The issue of the bachelors has long been a sticking point in the Kuwaiti Parliament with MP’s from every district highlighting citizen complaints about the bachelor’s crimes and presence on the streets into all hours of the night. This past week the Ministry of Social Affairs and Labor (MSAL) announced plans to construct a ‘bachelor city’ to house the ever-growing number of unattached men in the country. The first complex will be built in Sabhan city. It will cover 60,000 square meters and accommodate an estimated 3,000 laborers. The second complex, still in the planning stage, will cover 1000 square meters and house an estimated 9,000 workers. Both complexes will contain entertainment facilities and basic service businesses, like mini-grocery stores and barber shops. The governmental aim is to relocate all bachelors from the residential areas of Kuwait into their very own city to limit the opportunities for crime and to appease residents.

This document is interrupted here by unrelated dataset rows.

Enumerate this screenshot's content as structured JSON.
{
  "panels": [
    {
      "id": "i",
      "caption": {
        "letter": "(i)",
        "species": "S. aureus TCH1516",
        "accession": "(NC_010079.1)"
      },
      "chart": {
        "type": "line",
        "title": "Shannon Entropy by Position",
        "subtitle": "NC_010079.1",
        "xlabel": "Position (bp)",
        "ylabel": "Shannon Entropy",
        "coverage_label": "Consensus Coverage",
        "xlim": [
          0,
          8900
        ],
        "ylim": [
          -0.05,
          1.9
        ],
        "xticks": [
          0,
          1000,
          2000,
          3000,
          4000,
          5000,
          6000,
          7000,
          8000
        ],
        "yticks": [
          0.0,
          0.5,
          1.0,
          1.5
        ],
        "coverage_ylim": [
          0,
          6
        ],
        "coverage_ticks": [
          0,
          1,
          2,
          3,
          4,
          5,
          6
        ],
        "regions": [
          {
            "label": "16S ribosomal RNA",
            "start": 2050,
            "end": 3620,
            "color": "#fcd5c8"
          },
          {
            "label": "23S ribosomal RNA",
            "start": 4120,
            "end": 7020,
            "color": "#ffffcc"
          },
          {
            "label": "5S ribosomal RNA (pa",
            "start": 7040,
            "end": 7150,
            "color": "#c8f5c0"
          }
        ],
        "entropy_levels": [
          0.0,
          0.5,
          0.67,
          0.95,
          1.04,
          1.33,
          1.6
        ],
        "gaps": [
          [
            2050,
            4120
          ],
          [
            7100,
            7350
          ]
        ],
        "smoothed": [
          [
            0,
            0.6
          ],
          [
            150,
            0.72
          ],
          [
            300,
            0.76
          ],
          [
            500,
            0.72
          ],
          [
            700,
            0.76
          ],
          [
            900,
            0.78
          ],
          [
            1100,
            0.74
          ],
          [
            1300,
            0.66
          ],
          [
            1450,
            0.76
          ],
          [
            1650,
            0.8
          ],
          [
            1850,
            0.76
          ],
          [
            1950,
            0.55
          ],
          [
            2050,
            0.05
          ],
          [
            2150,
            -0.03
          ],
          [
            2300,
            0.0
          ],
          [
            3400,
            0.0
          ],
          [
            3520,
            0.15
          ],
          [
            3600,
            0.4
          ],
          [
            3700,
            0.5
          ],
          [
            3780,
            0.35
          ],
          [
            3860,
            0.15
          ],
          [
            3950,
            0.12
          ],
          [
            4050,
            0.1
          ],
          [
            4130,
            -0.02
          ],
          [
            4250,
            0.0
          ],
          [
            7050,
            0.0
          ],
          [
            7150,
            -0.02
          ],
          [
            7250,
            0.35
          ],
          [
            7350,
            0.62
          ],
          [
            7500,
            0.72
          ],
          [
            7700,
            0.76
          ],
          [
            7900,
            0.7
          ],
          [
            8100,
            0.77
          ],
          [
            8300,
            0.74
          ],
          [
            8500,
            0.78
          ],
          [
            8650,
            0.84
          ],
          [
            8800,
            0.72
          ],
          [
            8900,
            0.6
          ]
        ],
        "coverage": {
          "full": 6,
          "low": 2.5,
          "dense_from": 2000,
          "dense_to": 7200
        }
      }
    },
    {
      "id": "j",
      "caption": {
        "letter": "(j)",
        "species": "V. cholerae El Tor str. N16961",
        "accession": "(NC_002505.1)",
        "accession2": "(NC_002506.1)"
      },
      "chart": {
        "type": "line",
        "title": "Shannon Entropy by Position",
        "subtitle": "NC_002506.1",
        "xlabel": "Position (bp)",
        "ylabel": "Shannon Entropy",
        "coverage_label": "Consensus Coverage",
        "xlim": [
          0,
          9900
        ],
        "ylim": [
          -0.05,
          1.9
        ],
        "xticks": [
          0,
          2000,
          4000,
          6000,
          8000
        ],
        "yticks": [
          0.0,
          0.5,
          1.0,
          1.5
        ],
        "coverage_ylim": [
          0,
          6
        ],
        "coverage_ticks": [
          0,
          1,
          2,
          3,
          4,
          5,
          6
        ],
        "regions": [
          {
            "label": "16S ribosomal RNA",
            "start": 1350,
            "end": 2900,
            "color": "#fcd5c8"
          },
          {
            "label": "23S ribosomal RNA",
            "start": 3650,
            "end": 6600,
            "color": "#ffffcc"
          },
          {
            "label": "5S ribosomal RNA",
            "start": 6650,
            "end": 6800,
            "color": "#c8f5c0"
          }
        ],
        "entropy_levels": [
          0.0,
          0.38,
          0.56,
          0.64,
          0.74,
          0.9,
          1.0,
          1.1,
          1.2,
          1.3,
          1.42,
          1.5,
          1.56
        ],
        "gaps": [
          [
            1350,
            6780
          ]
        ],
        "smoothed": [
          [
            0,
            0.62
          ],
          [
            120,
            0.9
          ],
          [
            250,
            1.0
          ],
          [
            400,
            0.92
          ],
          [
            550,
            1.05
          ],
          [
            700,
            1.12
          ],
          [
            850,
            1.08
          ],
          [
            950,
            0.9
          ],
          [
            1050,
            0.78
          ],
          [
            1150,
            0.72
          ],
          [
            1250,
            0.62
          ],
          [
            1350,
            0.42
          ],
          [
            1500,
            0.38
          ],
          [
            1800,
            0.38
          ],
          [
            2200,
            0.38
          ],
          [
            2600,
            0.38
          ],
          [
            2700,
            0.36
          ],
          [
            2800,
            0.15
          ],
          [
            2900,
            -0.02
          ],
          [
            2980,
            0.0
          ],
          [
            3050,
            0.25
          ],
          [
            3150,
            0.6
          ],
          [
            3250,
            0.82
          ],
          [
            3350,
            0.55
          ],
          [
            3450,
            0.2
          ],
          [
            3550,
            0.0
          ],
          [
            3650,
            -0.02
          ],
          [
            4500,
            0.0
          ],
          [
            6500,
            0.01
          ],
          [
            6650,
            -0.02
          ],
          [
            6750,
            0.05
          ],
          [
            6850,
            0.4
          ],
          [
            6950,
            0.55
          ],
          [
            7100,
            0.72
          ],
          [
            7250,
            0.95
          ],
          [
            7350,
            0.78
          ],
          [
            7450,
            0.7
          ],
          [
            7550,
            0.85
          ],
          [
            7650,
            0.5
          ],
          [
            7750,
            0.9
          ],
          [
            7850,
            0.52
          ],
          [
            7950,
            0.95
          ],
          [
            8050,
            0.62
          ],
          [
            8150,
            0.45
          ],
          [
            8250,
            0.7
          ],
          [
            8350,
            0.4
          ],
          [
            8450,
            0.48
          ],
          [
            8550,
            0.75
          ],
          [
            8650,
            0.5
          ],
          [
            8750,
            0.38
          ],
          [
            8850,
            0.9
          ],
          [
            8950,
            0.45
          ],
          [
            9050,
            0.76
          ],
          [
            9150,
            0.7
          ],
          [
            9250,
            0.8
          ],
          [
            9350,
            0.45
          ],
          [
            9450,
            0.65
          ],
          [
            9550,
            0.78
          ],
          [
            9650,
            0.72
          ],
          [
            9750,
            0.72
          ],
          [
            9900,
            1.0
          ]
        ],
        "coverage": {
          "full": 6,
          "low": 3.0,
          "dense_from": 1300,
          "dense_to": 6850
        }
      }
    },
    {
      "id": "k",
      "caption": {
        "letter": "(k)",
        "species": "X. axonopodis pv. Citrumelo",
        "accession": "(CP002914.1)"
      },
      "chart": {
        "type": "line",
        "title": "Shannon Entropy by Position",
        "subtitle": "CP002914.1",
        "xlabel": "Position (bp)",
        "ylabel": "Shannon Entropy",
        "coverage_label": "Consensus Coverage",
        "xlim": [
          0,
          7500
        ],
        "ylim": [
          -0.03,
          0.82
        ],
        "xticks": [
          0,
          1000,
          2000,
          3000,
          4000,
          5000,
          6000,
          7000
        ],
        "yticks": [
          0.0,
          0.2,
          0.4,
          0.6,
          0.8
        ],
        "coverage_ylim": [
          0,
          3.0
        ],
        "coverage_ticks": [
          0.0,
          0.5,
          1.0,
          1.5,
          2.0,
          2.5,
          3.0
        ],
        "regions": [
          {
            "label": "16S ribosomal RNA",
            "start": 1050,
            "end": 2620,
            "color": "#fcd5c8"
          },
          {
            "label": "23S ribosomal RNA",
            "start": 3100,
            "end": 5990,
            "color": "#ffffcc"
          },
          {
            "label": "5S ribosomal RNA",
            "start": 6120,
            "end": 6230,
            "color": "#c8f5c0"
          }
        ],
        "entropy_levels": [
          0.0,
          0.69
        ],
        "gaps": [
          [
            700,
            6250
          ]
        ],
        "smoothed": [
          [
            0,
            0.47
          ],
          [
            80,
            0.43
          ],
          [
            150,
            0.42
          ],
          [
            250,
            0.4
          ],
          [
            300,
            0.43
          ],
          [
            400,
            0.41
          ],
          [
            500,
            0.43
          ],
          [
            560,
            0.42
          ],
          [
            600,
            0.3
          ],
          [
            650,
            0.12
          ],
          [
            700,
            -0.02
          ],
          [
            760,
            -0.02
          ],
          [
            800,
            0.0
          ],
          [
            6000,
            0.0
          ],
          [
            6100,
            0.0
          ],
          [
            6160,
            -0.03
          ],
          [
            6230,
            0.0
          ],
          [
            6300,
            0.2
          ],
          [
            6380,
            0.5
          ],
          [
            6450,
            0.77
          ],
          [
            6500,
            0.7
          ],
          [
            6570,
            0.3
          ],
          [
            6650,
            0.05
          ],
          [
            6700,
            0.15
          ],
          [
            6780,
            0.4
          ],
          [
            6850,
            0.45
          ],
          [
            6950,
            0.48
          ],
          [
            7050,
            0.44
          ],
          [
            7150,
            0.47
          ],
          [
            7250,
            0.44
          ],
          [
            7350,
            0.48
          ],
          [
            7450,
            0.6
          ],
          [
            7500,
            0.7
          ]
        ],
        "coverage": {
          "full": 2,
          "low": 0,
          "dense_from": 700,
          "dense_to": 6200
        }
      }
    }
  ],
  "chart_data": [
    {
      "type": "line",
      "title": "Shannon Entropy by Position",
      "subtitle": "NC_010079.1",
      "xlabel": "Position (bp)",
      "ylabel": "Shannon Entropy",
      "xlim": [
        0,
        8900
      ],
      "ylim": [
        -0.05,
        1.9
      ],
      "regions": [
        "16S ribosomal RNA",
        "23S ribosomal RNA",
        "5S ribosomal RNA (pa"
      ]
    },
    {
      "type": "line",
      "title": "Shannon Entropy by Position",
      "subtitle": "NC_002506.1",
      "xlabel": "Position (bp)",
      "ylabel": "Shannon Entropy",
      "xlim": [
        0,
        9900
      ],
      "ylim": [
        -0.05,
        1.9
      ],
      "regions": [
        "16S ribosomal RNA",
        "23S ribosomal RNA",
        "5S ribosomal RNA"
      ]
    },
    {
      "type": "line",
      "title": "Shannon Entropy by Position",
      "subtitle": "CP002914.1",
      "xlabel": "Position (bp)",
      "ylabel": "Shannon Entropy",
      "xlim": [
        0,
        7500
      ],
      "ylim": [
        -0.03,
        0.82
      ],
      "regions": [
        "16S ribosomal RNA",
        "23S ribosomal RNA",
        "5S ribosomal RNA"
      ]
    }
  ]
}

However, it remains to be seen if the idea will be a success or a failure with many bachelors up in arms for being forced to leave the only homes they have known since they landed in Kuwait. Many are law-abiding citizens whose only crime is that they are labeled as menaces to society simply because of the actions of other bachelors. The bachelors will be bused to and from their places of work in every city of Kuwait each day and return to their own city at night.

When asked about the plan for the bachelor’s city, Muhammad Amin, who is a Pakistani bachelor and day laborer said, “I think it is wrong to blame all bachelors for the problems of the country. The finger-pointing should be directed to the recruiting agencies who hire us from abroad. Moving us all to one city is not going to solve any problems and will cause anger amongst us for being kept away from society as if we are lepers.”